Fever of Unknown Origin (FUO)



  • Classic definition
    • Repeated fever <38.3°C
    • Fever duration at least 3 weeks
    • Diagnosis remains uncertain (1) after 1 week of study in the hospital.
  • Categories of fever of unknown origin (FUO)
    • Infection, neoplasia, inflammatory (rheumatologic or connective tissue disease), miscellaneous disease, and undiagnosed illness
  • In >50% of cases, no etiology is determined. The three most common underlying mechanisms for FUO are infection, malignancy, and systemic rheumatic or connective tissue diseases (2).

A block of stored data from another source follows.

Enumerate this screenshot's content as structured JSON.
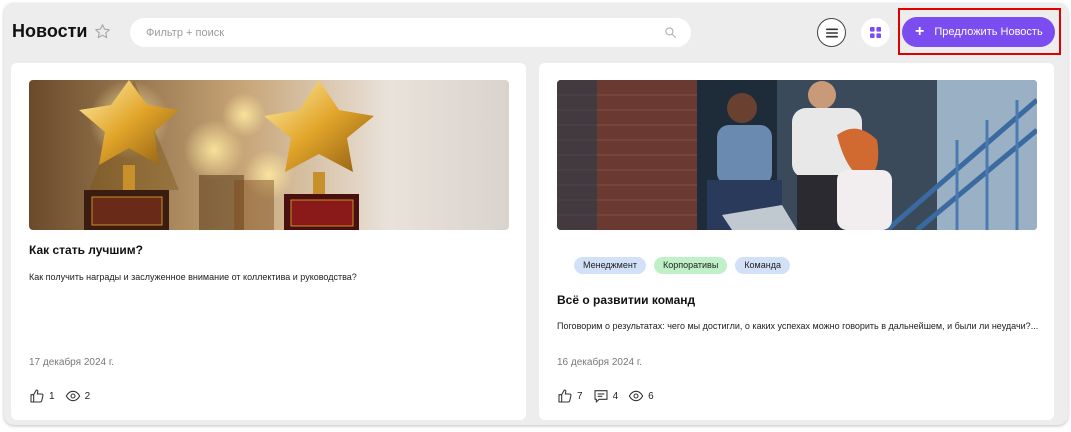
{
  "header": {
    "title": "Новости",
    "search_placeholder": "Фильтр + поиск",
    "propose_button": "Предложить Новость"
  },
  "colors": {
    "accent": "#7b4cf0",
    "highlight": "#e00000",
    "tag_blue": "#d2e1f8",
    "tag_green": "#bff0c7"
  },
  "news": [
    {
      "title": "Как стать лучшим?",
      "description": "Как получить награды и заслуженное внимание от коллектива и руководства?",
      "date": "17 декабря 2024 г.",
      "likes": "1",
      "views": "2",
      "tags": []
    },
    {
      "title": "Всё о развитии команд",
      "description": "Поговорим о результатах: чего мы достигли, о каких успехах можно говорить в дальнейшем, и были ли неудачи?...",
      "date": "16 декабря 2024 г.",
      "likes": "7",
      "comments": "4",
      "views": "6",
      "tags": [
        {
          "label": "Менеджмент",
          "color": "blue"
        },
        {
          "label": "Корпоративы",
          "color": "green"
        },
        {
          "label": "Команда",
          "color": "blue"
        }
      ]
    }
  ]
}
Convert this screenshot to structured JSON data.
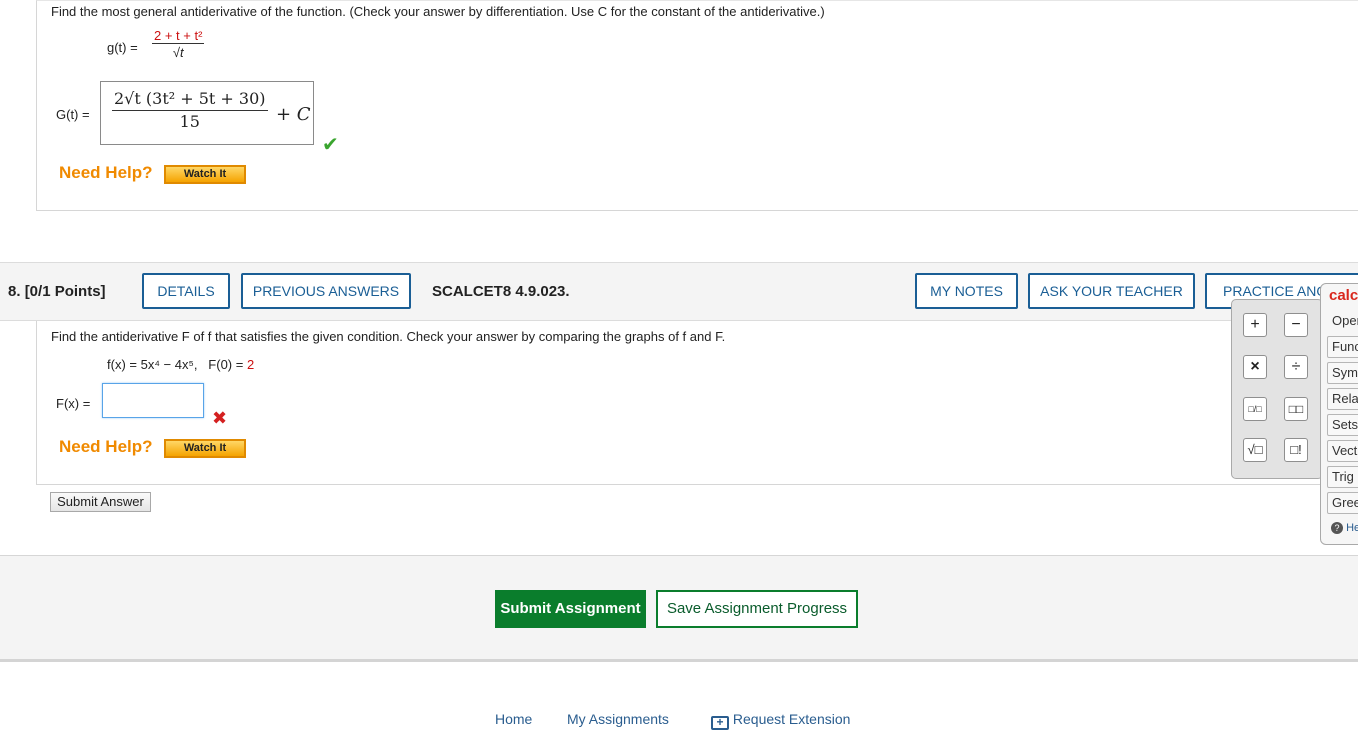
{
  "q7": {
    "prompt": "Find the most general antiderivative of the function. (Check your answer by differentiation. Use C for the constant of the antiderivative.)",
    "g_label": "g(t) =",
    "g_numerator": "2 + t + t²",
    "g_denominator": "√t",
    "G_label": "G(t) =",
    "G_numerator": "2√t (3t² + 5t + 30)",
    "G_denominator": "15",
    "G_constant": "+ C",
    "need_help": "Need Help?",
    "watch_it": "Watch It"
  },
  "q8": {
    "number": "8.",
    "points": "[0/1 Points]",
    "buttons": {
      "details": "DETAILS",
      "previous_answers": "PREVIOUS ANSWERS",
      "my_notes": "MY NOTES",
      "ask_teacher": "ASK YOUR TEACHER",
      "practice": "PRACTICE ANO"
    },
    "code": "SCALCET8 4.9.023.",
    "prompt": "Find the antiderivative F of f that satisfies the given condition. Check your answer by comparing the graphs of f and F.",
    "f_def": "f(x) = 5x⁴ − 4x⁵,",
    "cond_left": "F(0) =",
    "cond_right": "2",
    "F_label": "F(x) =",
    "input_value": "",
    "need_help": "Need Help?",
    "watch_it": "Watch It",
    "submit_answer": "Submit Answer"
  },
  "calculator": {
    "title": "calc",
    "keys": [
      "+",
      "−",
      "×",
      "÷",
      "□/□",
      "□□",
      "√□",
      "□!"
    ],
    "categories": [
      "Oper",
      "Func",
      "Sym",
      "Rela",
      "Sets",
      "Vect",
      "Trig",
      "Gree"
    ],
    "help": "He"
  },
  "footer": {
    "submit_assignment": "Submit Assignment",
    "save_progress": "Save Assignment Progress",
    "links": [
      "Home",
      "My Assignments",
      "Request Extension"
    ]
  },
  "colors": {
    "brand_blue": "#1a5e95",
    "help_orange": "#f08a00",
    "submit_green": "#0a7d2c",
    "correct_green": "#3aa52f",
    "wrong_red": "#d42020"
  }
}
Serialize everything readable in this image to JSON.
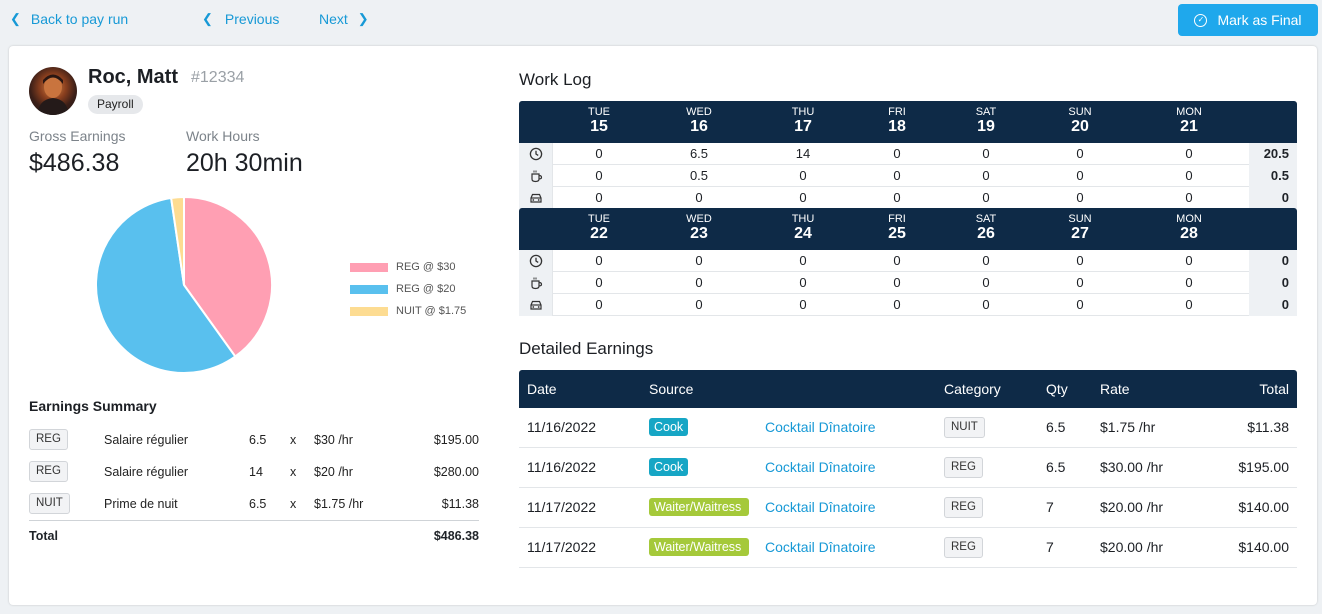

The exact incidence is not known.

The definition of fever with unresolved cause (true FUO) is difficult, as it is a moving target, given the constant advancement of imaging and biomarker analysis. Therefore, the prevalence of FUO is unknown.

Etiology and Pathophysiology

  • True FUO are uncommon; most frequently, FUO is an atypical presentation of a common condition.
  • Spectrum of causes varies widely.
    • Higher percentage of infectious causes in developing countries compared to developed countries
    • Although infection is the most common cause of FUO in developed countries, there is a higher incidence of noninfectious inflammatory disease when compared to developing countries.
  • Infection
    • Abdominal or pelvic abscesses
    • Amebic hepatitis
    • Catheter infections
    • Cytomegalovirus
    • Dental abscesses
    • Endocarditis/pericarditis
    • HIV (advanced stage)
    • Mycobacterial infection (often with advanced HIV)
    • Osteomyelitis
    • Pyelonephritis or renal abscess
    • Sinusitis
    • Wound infections
    • Other miscellaneous infections
  • Neoplasms
    • Atrial myxoma
    • Colorectal cancer and other GI malignancies
    • Hepatoma
    • Lymphoma
    • Leukemia
    • Solid tumors (renal cell carcinoma)
  • Noninfectious inflammatory disease
    • Connective tissue diseases
      • Adult Still disease
      • Rheumatoid arthritis
      • Systemic lupus erythematosus
    • Granulomatous disease
      • Crohn disease
      • Sarcoidosis
    • Vasculitis syndromes
      • Giant cell arteritis
      • Polymyalgia rheumatica
  • Other causes
    • Alcoholic hepatitis
    • Cerebrovascular accident
    • Cirrhosis
    • Medications
      • Allopurinol, captopril, carbamazepine, cephalosporins, cimetidine, clofibrate, erythromycin, heparin, hydralazine, hydrochlorothiazide, isoniazid, meperidine, methyldopa, nifedipine, nitrofurantoin, penicillin, phenytoin, procainamide, quinidine, sulfonamides
      • Medication reactions include hypersensitivity, serotonin syndrome, adrenergic fever, neuroleptic malignant syndrome, malignant hyperthermia, anticholinergic fever, DRESS syndrome, chemotherapy/infusion-related reaction, and mitochondrial uncoupling (pesticides/toxins) (1).
    • Endocrine disease
    • Factitious/fraudulent fever
    • Occupational causes
    • Periodic fever
    • Pulmonary emboli/deep vein thrombosis
    • Thermoregulatory disorders
  • In up to 20–30% of cases, the cause of the fever is never identified despite a thorough workup.

Risk Factors

  • Recent travel (malaria, enteric fevers)
  • Exposure to biologic or chemical agents
  • HIV infection (particularly in acute infection and advanced stages)
  • Elderly
  • Drug abuse
  • Immigrants
  • Young, (typically) female health care workers (factitious fever)

Geriatric Considerations
In geriatric populations aged >65 years, noninfectious multisystem diseases, such as polymyalgia rheumatica, giant cell arteritis, and other vasculitides have a higher incidence than infection. Common infectious causes in the elderly are intra-abdominal abscess, urinary tract infections, tuberculosis (TB), and endocarditis. Other common causes of FUO in patients aged >65 years include malignancies (particularly hematologic cancers) and drug-induced fever.

Pediatric Considerations

  • One-third are self-limited undefined viral syndromes. ~50% of FUO in pediatric cases are infectious. Collagen vascular disease and malignancy are the next most common.
  • Inflammatory bowel disease is a common cause of FUO in older children and adolescents.